Drama: Leben des Galilei (1939)
Autor/in: Bertolt BrechtEpoche: Literatur im Nationalsozialismus / Exilliteratur / Emigrantenliteratur
Dialog-/Gesprächsanalyse und Interpretation
Das (Drama) Schauspiel „Leben des Galilei“ wurde 1955/ 56 von Bertolt Brecht verfasst und ist in 15 Bildern unterteilt, wobei der Handlungsspielraum die Zeit zwischen 1607 und 1637 umfasst und sich in den wechselnden italienischen Schauplätzen Venedig, Florenz und Rom zuträgt. Brecht thematisiert in seinem Drama den Disput zwischen den gegnerischen Fronten, die Kirche als Vertreter der „Alten Zeit“ und die Wissenschaft als „Wegbereiter“ der „Neuen Zeit“, vor dem Hintergrund der sozialen Verantwortung. Die zentrale Gestalt ist hierbei der Astronom Galileo Galilei, der als Verfechter des kopernikanischen Weltsystems zu den ersten Vorreitern der „Neuen Zeit“ gehört und daher im ständigen Zwist mit der Kirche steht.
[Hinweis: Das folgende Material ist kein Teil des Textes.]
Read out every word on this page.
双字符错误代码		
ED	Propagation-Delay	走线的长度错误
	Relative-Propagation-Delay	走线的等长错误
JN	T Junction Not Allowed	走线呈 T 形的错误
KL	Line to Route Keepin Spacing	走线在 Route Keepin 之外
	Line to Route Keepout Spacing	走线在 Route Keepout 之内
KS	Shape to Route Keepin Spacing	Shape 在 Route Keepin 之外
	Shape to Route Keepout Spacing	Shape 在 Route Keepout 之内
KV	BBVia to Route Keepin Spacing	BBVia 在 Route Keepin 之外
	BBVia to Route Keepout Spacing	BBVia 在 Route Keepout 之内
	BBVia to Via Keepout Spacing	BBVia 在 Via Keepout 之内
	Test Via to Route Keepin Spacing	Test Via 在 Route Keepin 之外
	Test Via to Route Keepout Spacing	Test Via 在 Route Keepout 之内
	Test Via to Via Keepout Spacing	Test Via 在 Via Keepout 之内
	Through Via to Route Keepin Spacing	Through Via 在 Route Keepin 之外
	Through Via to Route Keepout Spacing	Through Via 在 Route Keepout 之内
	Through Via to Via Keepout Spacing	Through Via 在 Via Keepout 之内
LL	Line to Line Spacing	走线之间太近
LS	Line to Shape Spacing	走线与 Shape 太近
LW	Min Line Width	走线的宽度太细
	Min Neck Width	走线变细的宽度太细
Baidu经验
Galilei macht eine Entdeckung, die das kopernikanische System bestätigt. Obwohl der Vatikan die Richtigkeit der Lehre anerkennt, verbietet er dessen Verbreitung. Als der fortschrittliche Papst Urban VIII., ehemalig Kardinal Barberini, das Amt übernimmt, forscht Galilei weiter und wird von der Inquisition nach Rom beordert. Dort empfängt der Papst den Inquisitor zum Gespräch über das weitere Vorgehen in Bezug auf Galilei.
Konkreter Anlass für das Gespräch, ist die Nicht-Erfüllung der Vorschriften des Papstes an den Astronom, die besagen, dass er in seinem Buch die kopernikanische Lehre als Hypothese bezeichnen solle.
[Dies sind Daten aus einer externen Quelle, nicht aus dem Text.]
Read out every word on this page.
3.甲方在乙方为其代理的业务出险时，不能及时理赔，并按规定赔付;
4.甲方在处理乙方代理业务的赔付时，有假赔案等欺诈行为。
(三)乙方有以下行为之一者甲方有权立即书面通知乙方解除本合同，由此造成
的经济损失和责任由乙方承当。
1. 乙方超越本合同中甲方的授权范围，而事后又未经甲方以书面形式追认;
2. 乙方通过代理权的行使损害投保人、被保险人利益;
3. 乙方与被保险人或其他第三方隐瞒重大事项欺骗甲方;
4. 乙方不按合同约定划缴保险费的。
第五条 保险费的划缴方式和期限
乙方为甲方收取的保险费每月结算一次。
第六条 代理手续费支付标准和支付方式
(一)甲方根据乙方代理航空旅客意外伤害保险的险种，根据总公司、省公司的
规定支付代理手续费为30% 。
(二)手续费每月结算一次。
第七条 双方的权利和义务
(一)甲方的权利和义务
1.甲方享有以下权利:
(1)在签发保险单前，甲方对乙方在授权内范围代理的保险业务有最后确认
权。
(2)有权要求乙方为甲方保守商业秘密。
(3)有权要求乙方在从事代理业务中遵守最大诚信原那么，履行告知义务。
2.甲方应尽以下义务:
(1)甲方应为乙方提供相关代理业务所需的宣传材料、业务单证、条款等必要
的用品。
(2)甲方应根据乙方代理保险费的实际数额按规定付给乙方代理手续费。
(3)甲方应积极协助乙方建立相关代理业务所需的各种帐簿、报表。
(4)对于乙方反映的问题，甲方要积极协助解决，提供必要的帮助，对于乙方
Der Kardinal Inquisitor zielt darauf hin, den Papst zu überzeugen, Galilei ruhigzustellen. Der Papst hingegen versucht, Galilei in Schutz zu nehmen und zu verteidigen.
Das Gespräch lässt sich in drei Teile gliedern, wobei zuerst der Monolog des Inquisitors (vgl. Z. 24) erfolgt, es dann zu einer Argumentation zwischen den Gesprächspartnern (vgl. Z. 13) und einem Resultat des Gesprächs (vgl. Z. 4) kommt. Demnach überwiegt der Redeanteil des Kardinals im ersten Abschnitt durch seinen Monolog. Dies gleicht sich jedoch im Gesprächsverlauf durch die Beteiligung des Papstes wieder aus.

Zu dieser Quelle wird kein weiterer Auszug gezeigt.